Minister of Transport and Infrastructure
- In office 23 December 2020 – 7 September 2021
- President: Klaus Iohannis
- Prime Minister: Florin Cîțu
- Preceded by: Lucian Bode
- Succeeded by: Dan Vîlceanu (acting/ad interim)

Personal details
- Born: 2 May 1981 (age 44) Bucharest, Romania
- Party: USR (2016–present)
- Alma mater: University of Toronto

= Cătălin Drulă =

Romanian politician (born 1981)

Cătălin Drulă (/ro/; born 2 May 1981) is a Romanian politician who served as the president of the Save Romania Union (USR) political party, until his resignation in 2024 (officially since 10 July 2022 onwards and previously acting/ad interim for c. 5 months before), and as an incumbent member of the Romanian Chamber of Deputies, elected as a deputy for Timiș County at the 2020 Romanian legislative election.

== Biography ==
Born in Bucharest, Drulă went to high school at the city's Tudor Vianu National College of Computer Science (1995-1999).
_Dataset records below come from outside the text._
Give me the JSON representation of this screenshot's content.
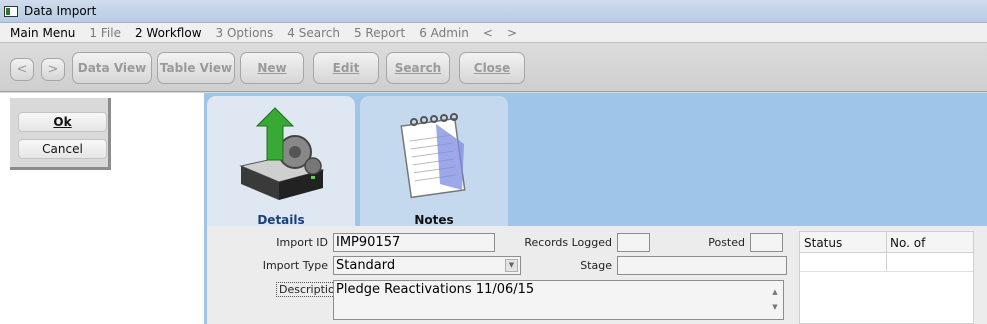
{
  "window": {
    "title": "Data Import"
  },
  "menu": [
    "Main Menu",
    "1 File",
    "2 Workflow",
    "3 Options",
    "4 Search",
    "5 Report",
    "6 Admin",
    "<",
    ">"
  ],
  "toolbar": {
    "back": "<",
    "forward": ">",
    "data_view": "Data View",
    "table_view": "Table View",
    "new": "New",
    "edit": "Edit",
    "search": "Search",
    "close": "Close"
  },
  "dialog": {
    "ok": "Ok",
    "cancel": "Cancel"
  },
  "tabs": {
    "details": "Details",
    "notes": "Notes"
  },
  "form": {
    "import_id_label": "Import ID",
    "import_id": "IMP90157",
    "import_type_label": "Import Type",
    "import_type": "Standard",
    "description_label": "Description",
    "description": "Pledge Reactivations 11/06/15",
    "records_logged_label": "Records Logged",
    "records_logged": "",
    "posted_label": "Posted",
    "posted": "",
    "stage_label": "Stage",
    "stage": ""
  },
  "status_grid": {
    "col1": "Status",
    "col2": "No. of"
  }
}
He pursued his studies at the University of Toronto, graduating in 2002 with a degree in computer engineering. After spending a year at the Grenoble Institute of Technology on an exchange program, he obtained in 2005 an MS degree in computer science from the University of Toronto, with thesis "Fast and Energy Efficient Neighbour Discovery for Opportunistic Networking with Bluetooth".

== Political career ==
From 23 December 2020, he served as the Minister of Transport in the Cîțu Cabinet, until his resignation registered on 7 September 2021. According to USR MP Emanuel Ungureanu, he could likely be the presidential candidate of USR for the forthcoming 2024 Romanian presidential election.

Since 7 February 2022, he has been serving as the ad interim president of the USR, as a result of the resignation of Dacian Cioloș. Following the poor results of the United Right Alliance in the 2024 Romanian local elections and the 2024 European Parliament election in Romania on 9 June 2024, he announced his resignation from the leadership of USR.